LORIS CECCHINI

Loris Cecchini | nasce a Milano nel 1969, vive e lavora a Milano. Nella sua sfaccettata ricerca, Cecchini spesso riprende il tema del paradosso, partendo da oggetti reali che si svuotano completamente della loro consistenza fisica. Usa lo spazio come soggetto e come materiale e i linguaggi di architettura, design e ingegneria declinati attraverso opere ambientali che fanno riferimento a forme organiche, in cui realtà fisica e virtuale si sovrappongono. Fra più importanti artisti italiani sul palcoscenico internazionale, ha esposto le sue opere in tutto il mondo con personali in prestigiosi musei come il Palais de Tokyo a Parigi, il Museo d’Arte Moderna di Saint-Étienne Métropole a Saint-Priest-en- Jarez, MoMA PS1 a New York, Shanghai Duolun MoMA di Shanghai, Museo Casal Solleric a Palma di Maiorca, Centro per l’Arte Contemporanea Luigi Pecci a Prato e Fondazione Arnaldo Pomodoro a Milano.
Ha partecipato alla 56a, 51a e 49a Biennale di Venezia, la 6a e 9a Biennale di Shanghai, la 15a e 13a Quadriennale di Roma, la Biennale di Taiwan a Taipei, la Biennale di Valencia in Spagna e la Biennale di Urbanistica / Architecture (UABB) a Shenzhen, Cina. Fra le mostre collettive si segnalano: al Museo Ludwig di Colonia, PAC a Milano, Palazzo Fortuny a Venezia, Macro Future a Roma, MART a Rovereto, Hayward Gallery di Londra, The Garage Center for Contemporary Culture in Moscow, Palazzo delle Esposizioni a Roma, Musée d’Arte Contemporain di Lione, MOCA di Shanghai, Deutsche Bank Kunsthalle a Berlino e altri.Ha realizzato varie installazioni permanenti e site specific, in particolare a Villa Celle a Pistoia e nel cortile di Palazzo Strozzi a Firenze, alla Fondazione Boghossian a Bruxelles e per l’Istituto di arti e medicina della Cleveland Clinic negli Stati Uniti.
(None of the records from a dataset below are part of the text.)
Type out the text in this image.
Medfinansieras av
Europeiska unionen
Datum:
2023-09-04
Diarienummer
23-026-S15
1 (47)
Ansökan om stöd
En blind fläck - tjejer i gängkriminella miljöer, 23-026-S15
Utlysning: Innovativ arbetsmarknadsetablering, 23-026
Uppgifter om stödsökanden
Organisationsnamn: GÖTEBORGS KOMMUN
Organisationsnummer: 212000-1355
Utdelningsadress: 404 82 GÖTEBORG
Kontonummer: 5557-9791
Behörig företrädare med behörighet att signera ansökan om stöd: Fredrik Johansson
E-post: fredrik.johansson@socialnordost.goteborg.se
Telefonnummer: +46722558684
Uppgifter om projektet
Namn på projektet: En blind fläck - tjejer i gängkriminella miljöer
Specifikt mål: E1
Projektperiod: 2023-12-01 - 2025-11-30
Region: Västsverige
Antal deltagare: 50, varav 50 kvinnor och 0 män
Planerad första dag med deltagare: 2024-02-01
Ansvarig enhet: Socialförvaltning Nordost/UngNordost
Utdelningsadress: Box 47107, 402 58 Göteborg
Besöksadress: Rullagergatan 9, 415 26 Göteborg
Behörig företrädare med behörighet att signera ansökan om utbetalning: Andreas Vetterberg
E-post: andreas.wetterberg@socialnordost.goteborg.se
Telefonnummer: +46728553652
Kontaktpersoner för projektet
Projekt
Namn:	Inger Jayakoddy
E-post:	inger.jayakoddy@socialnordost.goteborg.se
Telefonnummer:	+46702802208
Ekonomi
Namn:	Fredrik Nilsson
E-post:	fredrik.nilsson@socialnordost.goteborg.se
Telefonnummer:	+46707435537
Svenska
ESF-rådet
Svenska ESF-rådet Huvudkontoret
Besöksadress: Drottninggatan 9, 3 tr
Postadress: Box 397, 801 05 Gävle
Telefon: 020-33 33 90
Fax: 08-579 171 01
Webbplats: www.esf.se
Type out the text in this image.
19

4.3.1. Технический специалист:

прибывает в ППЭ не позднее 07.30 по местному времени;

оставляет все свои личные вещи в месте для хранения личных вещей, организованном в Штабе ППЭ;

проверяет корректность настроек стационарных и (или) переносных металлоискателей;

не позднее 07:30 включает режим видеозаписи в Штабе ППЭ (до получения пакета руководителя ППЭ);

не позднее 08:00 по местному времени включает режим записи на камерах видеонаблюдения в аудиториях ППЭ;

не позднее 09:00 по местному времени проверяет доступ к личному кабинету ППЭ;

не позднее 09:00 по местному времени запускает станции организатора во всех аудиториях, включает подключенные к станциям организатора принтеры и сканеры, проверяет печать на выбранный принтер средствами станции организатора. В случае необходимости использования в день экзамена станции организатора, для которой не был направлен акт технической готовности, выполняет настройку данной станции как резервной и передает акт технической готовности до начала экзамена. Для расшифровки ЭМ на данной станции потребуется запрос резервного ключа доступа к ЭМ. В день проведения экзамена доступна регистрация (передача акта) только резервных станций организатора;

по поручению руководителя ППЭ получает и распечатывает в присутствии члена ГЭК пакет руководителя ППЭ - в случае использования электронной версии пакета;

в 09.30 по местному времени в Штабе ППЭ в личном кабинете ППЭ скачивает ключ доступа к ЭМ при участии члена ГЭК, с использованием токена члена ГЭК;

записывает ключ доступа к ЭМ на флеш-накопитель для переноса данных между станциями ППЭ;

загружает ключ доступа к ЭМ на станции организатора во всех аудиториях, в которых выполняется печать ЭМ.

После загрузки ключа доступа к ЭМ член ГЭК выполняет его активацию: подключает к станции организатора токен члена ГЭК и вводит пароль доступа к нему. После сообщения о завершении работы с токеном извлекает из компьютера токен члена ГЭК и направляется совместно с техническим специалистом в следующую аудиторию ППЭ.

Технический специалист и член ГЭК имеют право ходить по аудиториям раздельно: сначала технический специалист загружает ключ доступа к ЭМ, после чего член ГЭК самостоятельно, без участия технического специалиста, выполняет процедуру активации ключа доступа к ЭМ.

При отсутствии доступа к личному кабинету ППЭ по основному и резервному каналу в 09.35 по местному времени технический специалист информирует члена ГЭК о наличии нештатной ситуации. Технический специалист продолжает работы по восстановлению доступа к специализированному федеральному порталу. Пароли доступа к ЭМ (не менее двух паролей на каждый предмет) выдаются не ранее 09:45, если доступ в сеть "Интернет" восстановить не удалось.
Loris Cecchini | born in Milan in 1969, he lives and works in Milan. In his multifaceted research, Cecchini often takes up the theme of the paradox, starting from real objects, emptied of their physical consistency. He uses space as subject and material of his work, and the languages of architecture, design and engineering, employed in environmental work in which nature, and physical and virtual reality overlap. Among the most prominent Italian artists, he has exhibited his works throughout the world with solo exhibitions in prestigious museums such as Palais de Tokyo in Paris, Musée d’Art Moderne de Saint- Étienne Métropole in Saint-Priest-en-Jarez, MoMA PS1 in New York, Shanghai Duolun MoMA of Shanghai, Museo Casal Solleric in Palma de Mallorca, Centro per lʼArte Contemporanea Luigi Pecci in Prato and Fondazione Arnaldo Pomodoro in Milan. He took part to the 56th, 51st and 49th Venice Biennale, the 6th and the 9th Shanghai Biennale, the 15th and 13th Rome Quadrennial, the Taiwan Biennale in Taipei, the Valencia Biennale in Spain and the Biennale of Urbanism/Architecture (UABB) in Shenzhen, China. Several are the collective shows, including exhibitions at the Ludwig Museum in Cologne, PAC in Milan, Palazzo Fortuny in Venice, Macro Future in Rome, MART in Rovereto, Londonʼs Hayward Gallery, The Garage Centre for Contemporary Culture in Moscow, Palazzo delle Esposizioni in Rome, He has created various permanent and site- specific installations, at Villa Celle in Pistoia and in the courtyard of Palazzo Strozzi in Florence, at the Boghossian Foundation in Brussels and for the Cleveland Clinicʼs Arts & Medicine Institute in the United States.